Paper No. 79-4
Presentation Time: 8:45 AM
URANYL PEROXIDE NANOCLUSTER (U60) IN THE PRESENCE OF NA-MONTMORILLONITE, ANORTHITE, AND QUARTZ
The mobility of uranium in the subsurface environment has been partially addressed by sorption experiments of the uranyl ion (UO22+) to various minerals in diverse geochemical systems. However, research regarding the behavior of uranyl peroxide nanoclusters, such as [(UO2)(O2)(OH)]6060- (U60), in the environment is relatively scarce. These clusters are predicted to form in aqueous environments where alpha radiolysis produces sufficient quantities of hydrogen peroxide under alkaline conditions (e.g., legacy nuclear waste tanks, nuclear reactor accidents, used nuclear fuel cooling pools, geologic repositories) and their formation may significantly impact our current understanding of the fate and transport of U(VI) if they behave differently than (UO22+).
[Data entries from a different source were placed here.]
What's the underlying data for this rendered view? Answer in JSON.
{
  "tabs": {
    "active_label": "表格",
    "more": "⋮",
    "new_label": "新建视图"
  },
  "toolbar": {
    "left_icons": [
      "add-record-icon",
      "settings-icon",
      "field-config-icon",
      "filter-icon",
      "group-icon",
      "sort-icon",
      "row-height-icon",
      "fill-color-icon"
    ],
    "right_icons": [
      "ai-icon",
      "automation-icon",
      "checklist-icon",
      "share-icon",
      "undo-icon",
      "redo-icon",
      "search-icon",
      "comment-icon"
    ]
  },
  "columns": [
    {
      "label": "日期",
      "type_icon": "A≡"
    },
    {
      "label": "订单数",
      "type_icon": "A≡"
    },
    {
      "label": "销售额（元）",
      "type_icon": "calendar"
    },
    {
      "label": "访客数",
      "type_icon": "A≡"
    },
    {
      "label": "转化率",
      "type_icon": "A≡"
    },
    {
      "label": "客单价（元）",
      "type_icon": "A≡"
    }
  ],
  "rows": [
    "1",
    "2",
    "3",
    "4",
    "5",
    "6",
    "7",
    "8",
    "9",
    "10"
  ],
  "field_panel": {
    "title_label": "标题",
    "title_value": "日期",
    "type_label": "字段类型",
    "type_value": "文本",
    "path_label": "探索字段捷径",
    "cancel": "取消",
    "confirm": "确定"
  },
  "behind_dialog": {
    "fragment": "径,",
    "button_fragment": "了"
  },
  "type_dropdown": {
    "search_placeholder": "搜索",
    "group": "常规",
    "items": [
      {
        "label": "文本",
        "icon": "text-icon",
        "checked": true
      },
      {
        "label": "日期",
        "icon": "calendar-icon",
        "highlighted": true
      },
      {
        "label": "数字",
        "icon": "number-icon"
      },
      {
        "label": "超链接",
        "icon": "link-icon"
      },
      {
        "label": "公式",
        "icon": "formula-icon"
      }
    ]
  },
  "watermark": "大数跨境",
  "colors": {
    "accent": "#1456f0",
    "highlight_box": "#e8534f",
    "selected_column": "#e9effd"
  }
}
Batch sorption experiments were used to examine the sorption of U60 to Na-montmorillonite (SWy-2), anorthite (CaAl2Si2O8), and quartz (SiO2) as a function of U60 concentration, mineral concentration, and pH. Relatively rapid and quantitative removal of U60 from solution was observed in the presence of Na-montmorillonite (SWy-2); however, much less U60 was removed after partial purification of SWy-2. The removal mechanism appears to be promoted by the exchange of Li+ counter ions, normally weakly associated with U60 in solution, for Ca2+ ions naturally present in the clay. In solution, Ca2+ induces aggregation and precipitation of U60. On the contrary, U60 is not removed by anorthite and quartz and persists in the presence of these minerals for at least one month. This is attributed to the low point to zero charge of these minerals, which leads to a negatively-charged mineral surface and repulsion of the negatively charged uranyl peroxide cage. Scanning electron microscopy with energy dispersive X-ray spectroscopy (SEM/EDS) and Raman spectroscopy were used to analyze the mineral phases before and after reactions with U60. SEM/EDS identified U-rich precipitates with a noticeable wt% of Ca2+ and Raman spectra revealed signals from the symmetric stretch of U=O and O-O vibrations of peroxo groups associated with the clay surface. This research demonstrates that uranyl peroxide clusters like U60 may be more mobile in environmental systems than U(VI), which has the potential to alter our current understanding of the fate and transport of uranium in the geosphere.